Olhei para ela, ainda incrédulo, porque me chamava para um banho de mar àquela hora da noite? Não podia acreditar no que estava acontecendo.

Selma era uma amiga de minha irmã Cristina que foi incluída inesperadamente no nosso passeio de feriadão. Fomos acampar na fazenda de um amigo de nossos pais, que ficava à beira de uma praia deserta. Era uma garota um pouco mais velha que eu, ao contrário de mim, cheia de vivacidade, energia e extroversão. Havia brigado com o namorado, com quem viajaria no feriado, e vendo-a triste e sozinha, minha irmã chamou-a para ir conosco.

Eu era um garoto de quase 18 anos, tímido e solitário, sem amigos, sem namorada, vivia para estudar e ainda não havia experimentado as mulheres. Estar na companhia delas me deixava nervoso, calado e completamente em pânico. Selma aceitou o convite de Cristina, mas havia um problema, ela não tinha barraca. Problema imediatamente resolvido por minha irmã, que ofereceu a minha barraca para ela, comigo dentro, imaginem!

Cristina sabia que eu não iria contestar uma decisão dela, e assim ficou acertado nosso passeio. Selma era uma daquelas garotas que deixava qualquer homem louco de desejo. Aquele corpo macio e moreno, os cabelos castanhos compridos, bumbum redondinho e gostoso, boca carnuda, um sorriso sedutor e aqueles dois seios que ficavam saltando delicadamente dentro da blusa ao menor movimento. Quando eu a vi, meu rosto queimou e logo embaixo, lá dentro da minha bermuda, algo cresceu sem minha permissão. Fomos apresentados e ela sorriu ao me ver assim completamente corado e sem graça, estalando dois beijinhos no rosto e dizendo-me seu nome.

Já era a segunda noite, e lá estava ela dentro da minha barraca. A primeira noite tinha sido uma verdadeira tormenta, quase não dormi, virava-me de um lado para o outro, enquanto a olhava maravilhado.

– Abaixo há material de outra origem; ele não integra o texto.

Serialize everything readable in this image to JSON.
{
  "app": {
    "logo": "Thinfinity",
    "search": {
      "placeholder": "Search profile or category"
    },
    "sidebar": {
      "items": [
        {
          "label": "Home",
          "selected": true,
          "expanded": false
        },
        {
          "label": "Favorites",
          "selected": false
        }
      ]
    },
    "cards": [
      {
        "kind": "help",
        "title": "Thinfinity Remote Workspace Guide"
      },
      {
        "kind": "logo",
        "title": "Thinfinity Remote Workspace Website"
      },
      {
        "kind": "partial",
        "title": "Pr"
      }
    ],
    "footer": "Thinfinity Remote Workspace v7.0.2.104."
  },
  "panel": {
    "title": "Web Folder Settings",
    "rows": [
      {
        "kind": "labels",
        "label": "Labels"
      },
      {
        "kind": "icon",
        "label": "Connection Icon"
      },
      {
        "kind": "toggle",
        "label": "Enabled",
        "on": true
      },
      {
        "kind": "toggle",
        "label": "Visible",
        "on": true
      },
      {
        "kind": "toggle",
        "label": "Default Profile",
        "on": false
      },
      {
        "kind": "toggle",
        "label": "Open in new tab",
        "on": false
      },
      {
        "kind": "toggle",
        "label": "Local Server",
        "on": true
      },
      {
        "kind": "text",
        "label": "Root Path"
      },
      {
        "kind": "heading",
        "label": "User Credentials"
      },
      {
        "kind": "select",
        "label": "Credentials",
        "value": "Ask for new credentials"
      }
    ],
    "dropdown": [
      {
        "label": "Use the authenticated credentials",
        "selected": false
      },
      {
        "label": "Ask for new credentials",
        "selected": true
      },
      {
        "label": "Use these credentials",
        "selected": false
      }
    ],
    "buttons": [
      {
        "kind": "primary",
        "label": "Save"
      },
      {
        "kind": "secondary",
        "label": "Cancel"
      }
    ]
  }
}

Ela dormia completamente relaxada, a blusa do pijama meio desalinhada mostrava a visão daquela tatuagem logo acima da curva do bumbum, os cabelos caídos displicentemente sobre os ombros e aquela boca macia semi-aberta me convidando para um beijo. Minha vontade era de tocar aquela pele morena que brilhava através dos pêlos dourados pelo sol, mas estava paralisado diante daquela visão. A barraca estava tomada pelo cheiro do seu corpo e eu sorvia aquele aroma que me tirou o sono e fez meu pau pulsar a noite inteira.

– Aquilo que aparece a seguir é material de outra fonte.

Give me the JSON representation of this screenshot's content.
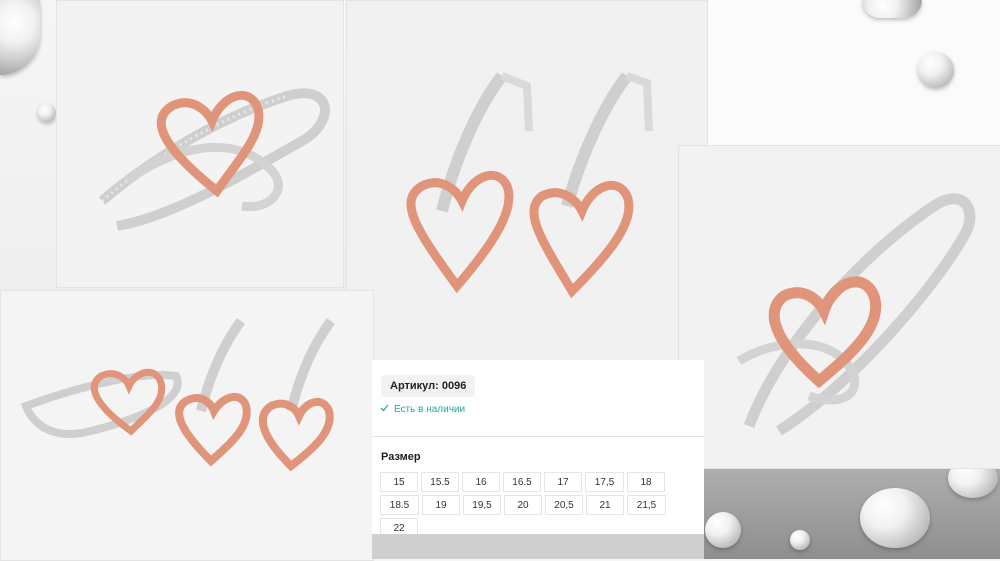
{
  "product": {
    "sku_label": "Артикул: 0096",
    "stock_text": "Есть в наличии",
    "size_title": "Размер",
    "sizes_row1": [
      "15",
      "15.5",
      "16",
      "16.5",
      "17",
      "17,5",
      "18",
      "18.5"
    ],
    "sizes_row2": [
      "19",
      "19,5",
      "20",
      "20,5",
      "21",
      "21,5",
      "22"
    ]
  },
  "colors": {
    "accent": "#22aaa0",
    "rose_gold": "#e0957a",
    "silver": "#cfcfcf"
  },
  "icons": {
    "stock": "check-icon"
  }
}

Hoje, estava ela outra vez ao meu lado, com seu pijama amarelo, um short pequenino e uma blusa de alças com o desenho do Pato Donald. A ponta do bico do pato parecia querer morder o outro bico, que estava logo embaixo do tecido, e para o qual eu olhava hipnotizado. Quando ela falou novamente, com se quisesse me acordar.

_Vamos Beto, vamos tomar um banho de mar? Está muito quente!

_Hã …

_O que é que você tem? Que cara de bobo! _ falou, rindo de mim. Foi falando, pegando minha mão, puxando-me para fora da barraca, sem me dar chances de reação. Eu quis colocar uma sunga, mas ela disse para irmos do jeito que estávamos e pediu-me para levar a garrafa de vinho que sobrou do jantar. Fiquei atônito diante de tanto alvoroço, mas sem alternativa, fui até o isopor, peguei a garrafa e a segui. Mal chegávamos à praia e começou a chover muito forte, eu quis voltar, mas Selma me segurou pelas mãos.

_Para que voltar? Vamos tomar esse banho de chuva, vai ser uma delícia! _ E saiu correndo pela praia, de braços abertos, enquanto eu me encolhia sentando na areia. Quando ela voltou, eu estava encharcado e ela também, nossos pijamas completamente transparentes e colados ao corpo. O Pato Donald todo molhado agora tinha o bico quase mordendo aquele seio arrepiado. Eu desejei ser um pato por alguns instantes. Ela riu quando olhou para o short do meu pijama e viu o estado das coisas. Eu tentei esconder, ela me perguntou do que eu tinha vergonha.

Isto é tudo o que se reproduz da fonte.